Homélie de Mgr André Vingt-Trois – Messe de rentrée des responsables politiques - 2007

Basilique Sainte-Clotilde - Mardi 9 octobre 2007, fête de Saint Denis.

Le mardi 9 octobre à 19h, Mgr André Vingt-Trois a célébré la messe annuelle de rentrée des responsables politiques en la Basilique Saint Clotilde. Des membres du gouvernement, des parlementaires de l’assemblée et du sénat et des membres du Conseil Economique et Social ainsi que des collaborateurs et autres acteurs de la vie politique étaient présents.
Accueilli dans les locaux de la paroisse Sainte Clotilde, le Service Pastoral d’Etudes Politiques constitue une présence de l’Église pour les responsables politiques qui le souhaitent tout au long de l’année.

Mesdames et Messieurs, chers Frères et Sœurs,

Le calendrier liturgique de Paris nous invite à célébrer aujourd’hui la fête de saint Denis, reconnu comme le premier évêque de notre capitale. Pour moi qui suis un de ses lointains successeurs, c’est une occasion privilégiée de réfléchir à la mission qui m’a été confiée et à la manière de l’exercer. Je n’oublie pas le choc des cultures auquel le christianisme a été confronté dans l’empire romain ni comment l’annonce de l’Évangile a été un des moteurs de l’évolution de notre société, ni à quel prix.
Dans cette réflexion le souvenir du regretté cardinal Lustiger et l’exemple de sa vie me sont d’un grand secours. Je connais sa fidélité à célébrer cette Messe au moment de la rentrée parlementaire. Je me demande souvent comment aujourd’hui je puis, à mon tour, annoncer une bonne nouvelle aux habitants de Paris et, plus largement de la France. Puis-je leur adresser une parole d’espérance ?
Cette tradition qui me permet d’inviter à une célébration annuelle les élus et les personnalités des administrations publiques qui le souhaitent est une bonne opportunité de réfléchir sur la vie de notre société à la lumière de l’Évangile du Christ, pour encourager et fortifier celles et ceux d’entre vous pour qui cet Évangile est une source de réflexion et un éclairage pour leur engagement au service de la collectivité. Dans cette perspective, je voudrais ce soir attirer votre attention sur quelques sujets qui ont concerné ou qui concerneront notre mode de vie dans les temps que nous vivons.

Ces derniers temps, divers débats ont traversé l’opinion à propos des rythmes de vie.
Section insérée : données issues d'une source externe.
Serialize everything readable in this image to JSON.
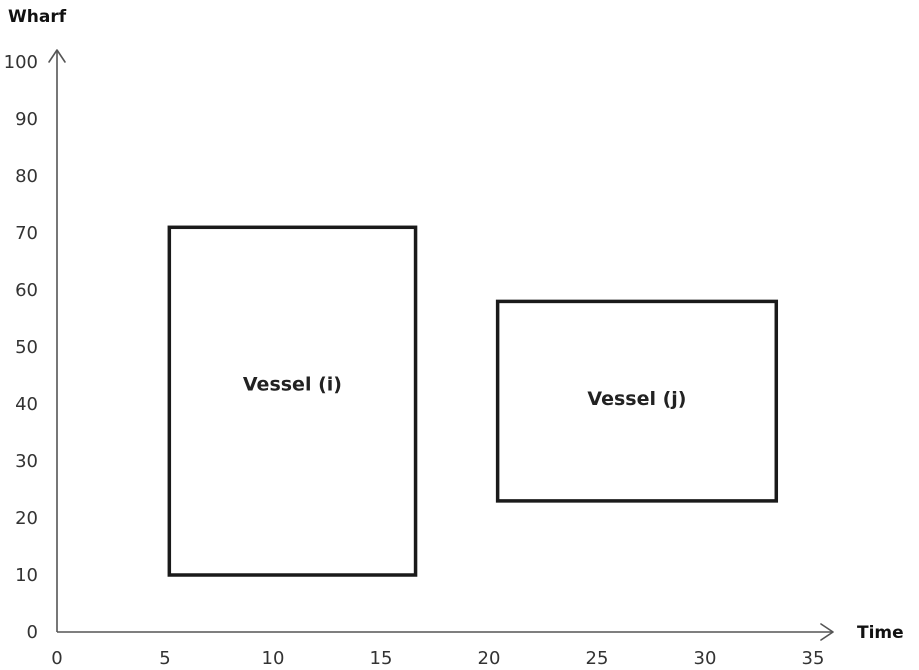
{
  "axes": {
    "x_title": "Time",
    "y_title": "Wharf",
    "x_range": [
      0,
      35
    ],
    "y_range": [
      0,
      100
    ],
    "x_ticks": [
      "0",
      "5",
      "10",
      "15",
      "20",
      "25",
      "30",
      "35"
    ],
    "y_ticks": [
      "0",
      "10",
      "20",
      "30",
      "40",
      "50",
      "60",
      "70",
      "80",
      "90",
      "100"
    ]
  },
  "vessels": [
    {
      "label": "Vessel (i)",
      "time_start": 5.2,
      "time_end": 16.6,
      "wharf_start": 10,
      "wharf_end": 71
    },
    {
      "label": "Vessel (j)",
      "time_start": 20.4,
      "time_end": 33.3,
      "wharf_start": 23,
      "wharf_end": 58
    }
  ],
  "colors": {
    "axis": "#555555",
    "rect_stroke": "#1a1a1a",
    "text": "#333333"
  }
}
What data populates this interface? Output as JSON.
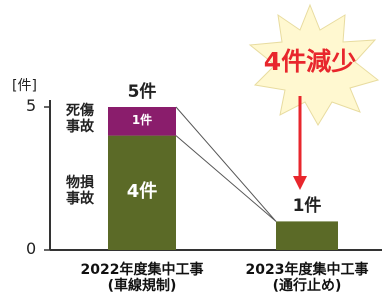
{
  "chart_data": {
    "type": "stacked-bar",
    "y_label": "[件]",
    "categories": [
      "2022年度集中工事\n(車線規制)",
      "2023年度集中工事\n(通行止め)"
    ],
    "series": [
      {
        "name": "物損\n事故",
        "color": "#5b6a27",
        "values": [
          4,
          1
        ],
        "value_labels": [
          "4件",
          null
        ]
      },
      {
        "name": "死傷\n事故",
        "color": "#8a1d6c",
        "values": [
          1,
          0
        ],
        "value_labels": [
          "1件",
          null
        ]
      }
    ],
    "total_labels": [
      "5件",
      "1件"
    ],
    "annotation": "4件減少",
    "ylim": [
      0,
      5
    ],
    "yticks": [
      0,
      5
    ]
  }
}
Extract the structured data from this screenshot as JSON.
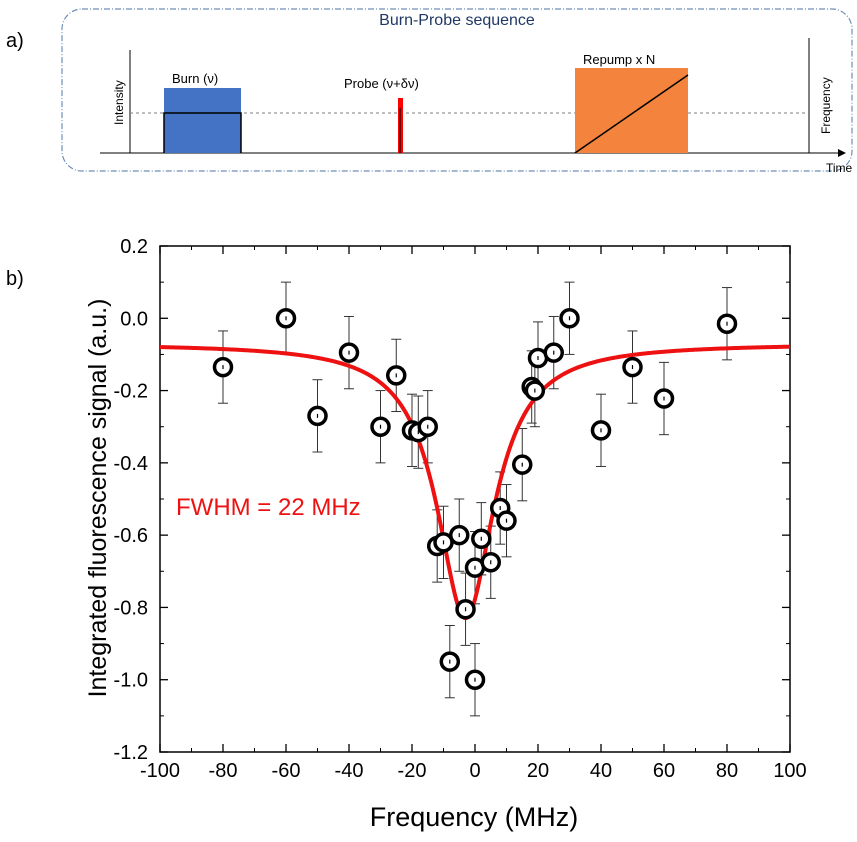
{
  "panel_a": {
    "letter": "a)",
    "title": "Burn-Probe sequence",
    "y_label_left": "Intensity",
    "y_label_right": "Frequency",
    "x_label": "Time",
    "burn_label": "Burn (ν)",
    "probe_label": "Probe (ν+δν)",
    "repump_label": "Repump x N",
    "colors": {
      "border": "#6f8fb8",
      "title": "#1f3864",
      "burn": "#4472c4",
      "probe": "#ff0000",
      "repump": "#f4843d",
      "dashed": "#7f7f7f"
    }
  },
  "panel_b": {
    "letter": "b)",
    "annotation": "FWHM = 22 MHz",
    "colors": {
      "fit": "#ee1111",
      "annotation": "#ee1111",
      "markers": "#000000"
    }
  },
  "chart_data": {
    "type": "scatter",
    "xlabel": "Frequency (MHz)",
    "ylabel": "Integrated fluorescence signal (a.u.)",
    "xlim": [
      -100,
      100
    ],
    "ylim": [
      -1.2,
      0.2
    ],
    "xticks": [
      "-100",
      "-80",
      "-60",
      "-40",
      "-20",
      "0",
      "20",
      "40",
      "60",
      "80",
      "100"
    ],
    "yticks": [
      "0.2",
      "0.0",
      "-0.2",
      "-0.4",
      "-0.6",
      "-0.8",
      "-1.0",
      "-1.2"
    ],
    "grid": false,
    "legend": "none",
    "series": [
      {
        "type": "scatter",
        "x": [
          -80,
          -60,
          -50,
          -40,
          -30,
          -25,
          -20,
          -18,
          -15,
          -12,
          -10,
          -8,
          -5,
          -3,
          0,
          0,
          2,
          5,
          8,
          10,
          15,
          18,
          19,
          20,
          25,
          30,
          40,
          50,
          60,
          80
        ],
        "y": [
          -0.135,
          0.0,
          -0.27,
          -0.095,
          -0.3,
          -0.158,
          -0.31,
          -0.315,
          -0.3,
          -0.63,
          -0.62,
          -0.95,
          -0.6,
          -0.805,
          -0.69,
          -1.0,
          -0.61,
          -0.675,
          -0.525,
          -0.56,
          -0.405,
          -0.19,
          -0.2,
          -0.11,
          -0.095,
          0.0,
          -0.31,
          -0.135,
          -0.222,
          -0.015
        ],
        "error": [
          0.1,
          0.1,
          0.1,
          0.1,
          0.1,
          0.1,
          0.1,
          0.1,
          0.1,
          0.1,
          0.1,
          0.1,
          0.1,
          0.1,
          0.1,
          0.1,
          0.1,
          0.1,
          0.1,
          0.1,
          0.1,
          0.1,
          0.1,
          0.1,
          0.1,
          0.1,
          0.1,
          0.1,
          0.1,
          0.1
        ]
      },
      {
        "type": "line",
        "model": "lorentzian",
        "center": -3,
        "fwhm": 22,
        "baseline": -0.07,
        "depth": 0.76
      }
    ]
  }
}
Certains ont abouti à des décisions, d’autres ne sont encore que des objets de spéculation. Je ne voudrais pas ce soir analyser les attendus de ces débats sur les rythmes scolaires et sur le travail dominical. Je préfère attirer votre attention d’élus et de responsables sur les conséquences prévisibles de certains changements. Il ne vous a pas échappé que les arguments mis en avant, même sous le couvert de spécialistes parfois scientifiques ou proclamés tels, ne laissent pas souvent percevoir quelles sont les motivations réelles.
Dans la réforme des rythmes scolaires, que s’agit-il de promouvoir ? L’équilibre de vie des enfants et des adolescents ? Qui pourrait s’opposer à un tel objectif ? Nous savons cependant que, dans ce domaine, il n’y a pas de vérité scientifique établie, mais plus souvent des hypothèses que l’expérience confirme ou dément. S’agit-il plus prosaïquement d’ajuster les rythmes des enfants aux commodités de leurs parents que l’on suppose tous avides de partir en week-end, oubliant que la France entière ne vit pas au rythme de quelques catégories particulières ? S’agit-il, encore une fois, de conformer les conditions de vie des enfants aux conséquences des choix de leurs parents qui les contraignent à assurer leur présence dans plusieurs foyers ? Quelles peuvent en être les conséquences ? Pourquoi a-t-on mis si longtemps à revoir le plan de charge annuel et l’horaire quotidien ? Dès que l’on semble remettre en cause les horaires scolaires, on voit se dresser les protestations devant les risques d’une formation à moindre frais. Comme si tous les enfants dès la maternelle devaient être programmés et formatés pour entrer dans une grande école ! Oui, nous pouvons mesurer la difficulté de toute réforme dans ce domaine.
Dans les études sur le travail dominical, prend-on suffisamment en compte les retombées de la volatilisation du temps de travail sur l’équilibre des familles ? Quelles possibilités resteront que tous, parents et enfants, puissent se retrouver ensemble un jour complet et nourrir des relations plus riches que sous la contrainte des jours ouvrables, plus riches et plus variées que produire et consommer ? Les nécessités de la vie devraient pouvoir être satisfaites le samedi sans qu’il soit nécessaire que tous les centres commerciaux soient ouverts le dimanche. Même si bien des gens souhaiteront travailler dans ces conditions pour améliorer leurs feuilles de paye, est-ce pour autant une proposition raisonnable ? Les employés doivent pouvoir gagner leur juste salaire sans être acculés à des horaires qui vont déstructurer l’équilibre de leurs relations familiales. Et encore, un effort d’imagination et de générosité est à faire aussi pour que tous puissent trouver de quoi se détendre autrement que dans les centres commerciaux.
Dans un cas comme dans l’autre, vous pouvez penser que je « prêche pour ma paroisse ». Je n’en aurais pas honte et je trouve légitime que les catholiques puissent vivre leur religion et éduquer leurs enfants dans cette religion sans avoir à se livrer à des acrobaties pour gérer leur calendrier. Mais au long de son histoire séculaire, sous toutes les latitudes, l’Église a toujours su trouver les moyens de sa mission. Elle le fera une nouvelle fois. Cependant, dans un cas comme dans l’autre, je suis convaincu que les enjeux d’équilibre humain dépassent les intérêts particuliers d’une religion. Ils touchent à ce qui permet à une vie sociale de se développer dans une paix réelle. Comment espérer que les familles pourront remplir leur mission éducative si on les entraîne, ou pire si on les accule, à une atomisation du temps vécu en commun ?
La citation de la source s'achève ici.